İşte manşetten verilen analiz-haber:
Türkiye'nin bugünkü Suriye politikasının ana hedefi nedir? Fırat Kalkanı, Zeytin Dalı ve Barış Pınarı Harekatları, aslında bu soruya verilen yanıtın sonucuydu: "Türkiye, Suriye'nin bölünmesini hedefleyen ABD planını silahla bozabilir! Ve bunu ABD planına karşı olan müttefikleriyle yapabilir." Böylece Rusya ve İran ile Astana ortaklığını kuran Türkiye, sahadaki silahlı mücadelesiyle ABD'nin kurmaya çalıştığı terör koridorunu paramparça etti ve ABD'yi geriletti. Türkiye, Barış Pınarı Harekatı'ndan sonra ABD'yi Suriye'deki temel enstrümanı PKK ile birlikte dar bir bölgeye sıkıştırmış oldu.
Cumhurbaşkanı Erdoğan, 17 Eylül 2018'de üzerinde anlaşılan Soçi Mutabakatı'ndan sonra 2018 yılı sonundan itibaren, Türkiye için öncelikli sorunun Suriye'deki PKK varlığı olduğunu birçok konuşmasında vurguladı. Türkiye, politikalarını temel ulusal güvenlik tehdidinin Suriye sınırı boyunca PKK varlığından kaynaklandığı tespitine göre oluşturdu.

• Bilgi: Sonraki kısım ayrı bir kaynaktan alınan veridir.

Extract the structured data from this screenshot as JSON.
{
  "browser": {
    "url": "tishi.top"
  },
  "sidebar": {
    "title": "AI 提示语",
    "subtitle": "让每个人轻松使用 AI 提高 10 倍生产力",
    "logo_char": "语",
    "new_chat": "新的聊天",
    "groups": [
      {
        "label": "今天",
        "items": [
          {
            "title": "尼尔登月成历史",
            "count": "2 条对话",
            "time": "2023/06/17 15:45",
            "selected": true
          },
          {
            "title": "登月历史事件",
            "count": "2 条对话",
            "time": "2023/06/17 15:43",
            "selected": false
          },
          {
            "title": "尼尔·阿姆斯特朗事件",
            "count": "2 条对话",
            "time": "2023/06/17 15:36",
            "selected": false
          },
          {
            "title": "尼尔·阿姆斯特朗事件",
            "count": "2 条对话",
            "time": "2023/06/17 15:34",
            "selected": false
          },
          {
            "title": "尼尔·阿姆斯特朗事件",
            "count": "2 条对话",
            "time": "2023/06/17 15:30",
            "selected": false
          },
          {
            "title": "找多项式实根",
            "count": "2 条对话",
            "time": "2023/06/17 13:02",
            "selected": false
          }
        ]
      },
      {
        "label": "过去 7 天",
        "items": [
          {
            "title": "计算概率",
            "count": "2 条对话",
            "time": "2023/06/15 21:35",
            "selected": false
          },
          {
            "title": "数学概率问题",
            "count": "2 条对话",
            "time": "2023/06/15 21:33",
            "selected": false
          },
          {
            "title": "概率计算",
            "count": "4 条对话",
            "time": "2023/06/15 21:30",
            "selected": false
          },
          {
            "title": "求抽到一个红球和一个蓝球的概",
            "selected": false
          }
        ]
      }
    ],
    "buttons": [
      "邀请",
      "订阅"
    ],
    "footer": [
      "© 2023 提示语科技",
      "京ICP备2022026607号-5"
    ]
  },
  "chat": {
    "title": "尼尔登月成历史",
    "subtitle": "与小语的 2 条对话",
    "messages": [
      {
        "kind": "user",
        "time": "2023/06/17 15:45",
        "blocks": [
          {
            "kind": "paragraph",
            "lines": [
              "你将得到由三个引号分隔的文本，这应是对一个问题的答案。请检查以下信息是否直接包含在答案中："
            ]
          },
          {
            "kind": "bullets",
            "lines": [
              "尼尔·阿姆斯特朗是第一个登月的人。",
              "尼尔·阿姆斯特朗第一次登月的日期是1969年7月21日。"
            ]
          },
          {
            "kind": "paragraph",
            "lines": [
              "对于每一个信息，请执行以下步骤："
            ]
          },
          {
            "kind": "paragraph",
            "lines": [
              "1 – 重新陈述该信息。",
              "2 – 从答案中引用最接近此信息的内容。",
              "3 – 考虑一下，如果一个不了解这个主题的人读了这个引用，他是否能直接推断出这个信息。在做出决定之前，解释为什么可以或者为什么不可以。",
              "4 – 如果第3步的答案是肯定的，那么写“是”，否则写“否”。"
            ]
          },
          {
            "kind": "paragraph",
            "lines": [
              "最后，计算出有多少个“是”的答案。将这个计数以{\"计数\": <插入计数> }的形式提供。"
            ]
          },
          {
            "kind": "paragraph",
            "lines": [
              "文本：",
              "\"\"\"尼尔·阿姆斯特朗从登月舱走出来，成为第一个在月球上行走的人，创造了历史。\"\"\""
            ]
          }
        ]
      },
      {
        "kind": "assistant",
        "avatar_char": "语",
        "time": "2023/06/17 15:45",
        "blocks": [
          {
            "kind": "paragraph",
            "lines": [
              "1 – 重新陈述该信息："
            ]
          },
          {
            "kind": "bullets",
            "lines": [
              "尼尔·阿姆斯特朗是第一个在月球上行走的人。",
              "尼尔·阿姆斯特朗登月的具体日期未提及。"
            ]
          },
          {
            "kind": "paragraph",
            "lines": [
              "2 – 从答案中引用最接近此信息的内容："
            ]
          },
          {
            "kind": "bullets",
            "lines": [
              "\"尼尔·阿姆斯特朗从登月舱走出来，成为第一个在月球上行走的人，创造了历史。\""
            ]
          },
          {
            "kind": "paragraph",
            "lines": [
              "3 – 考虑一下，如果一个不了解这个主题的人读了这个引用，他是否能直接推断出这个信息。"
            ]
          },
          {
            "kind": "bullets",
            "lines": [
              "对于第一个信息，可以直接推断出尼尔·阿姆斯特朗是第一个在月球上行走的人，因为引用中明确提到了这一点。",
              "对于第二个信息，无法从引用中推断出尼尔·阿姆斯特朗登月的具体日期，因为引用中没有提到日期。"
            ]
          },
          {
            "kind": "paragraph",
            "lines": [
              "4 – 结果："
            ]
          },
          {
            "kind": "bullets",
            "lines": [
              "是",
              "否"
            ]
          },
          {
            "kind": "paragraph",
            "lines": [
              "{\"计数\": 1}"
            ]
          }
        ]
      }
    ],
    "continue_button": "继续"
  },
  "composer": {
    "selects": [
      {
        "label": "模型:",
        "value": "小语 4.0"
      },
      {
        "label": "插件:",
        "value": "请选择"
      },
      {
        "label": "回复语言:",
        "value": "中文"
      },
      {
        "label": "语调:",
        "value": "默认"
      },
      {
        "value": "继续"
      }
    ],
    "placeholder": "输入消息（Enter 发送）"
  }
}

PKK varlığını ortadan kaldırmak için düzenlediği Barış Pınarı Harekatı'ndan sonra ABD ve Rusya ile mutabakatlar imzalandı. Hedef, ABD desteğindeki PKK varlığını bitirmekti.
Ve Ocak ayı sonunda İdlib'deki mevcut duruma neden olan noktaya gelindi. İdlib'de izlenen politika sonucunda, Rusya ile Türkiye arasında ilişkiler gerginleşti. İran şimdilik sessiz ancak Tahran'daki yönetimin de Türkiye'nin izlemekte olduğu son politikadan rahatsız olduğu biliniyor. Bu durumdan memnun olan ise, en başta ABD ve bölgedeki uydu müttefikleri. Türkiye için temel ulusal güvenlik tehdidi olan PKK ve FETÖ terör örgütleri, Türkiye'nin Suriye ile karşı karşıya gelmesi ve bölgesel müttefikleri ile anlaşmazlık yaşaması üzerine bayram ediyor. Türkiye'nin son dönemde İdlib'e odaklanan politikası, Suriye'nin kuzeydoğusunda PKK'ya yönelik mücadelede zaafa yol açıyor.
ABD, fırsatı yakalamışken sahadaki unsurlarını da devreye sokarak Türkiye'yi Astana ortaklığından kopartmaya, hatta Rusya ve İran ile karşı karşıya getirmeye çalışıyor. ABD Temsilcisi James Jeffrey Ankara'da sözüm ona Türkiye dostu pozunda açıklamalar, ardından Suriye'de PKK liderleri ile görüşmeler yapıyor. Türkiye, Barış Pınarı Harekatı ile ABD'yi Suriye'den neredeyse tümüyle çekilme noktasına getirmişken, İdlib'de Türkiye-Suriye çatışmalarının ardından Washington yönetimi PKK'ya ek destek sığınağı yapıyor.
Özünde ne ABD ne Rusya, Suriye'de bir pozisyon değişikliğine gidiyor. Pozisyonu değişen tek aktör, ana hedefinden sapma eğilimi gösteren Türk Hükümeti. Hükümet, Suriye'de Atlantik'e alan açan politikasıyla Türkiye'yi bölgede yalnızlaştırırken, ülke içinde de ana hedefe odaklanarak kazandığı milli desteği de hızla kaybediyor. ABD ve Batı merkezlerinin bu saatten sonra Türk iç politikasına yönelik “muhalefet” lehine tercihini değiştirmesi mümkün görünmüyor. Ortaya çıkan tabloda bölgede ve ülkede yalnızlaşan Hükümet, Washington için “kolay lokma” haline geliyor.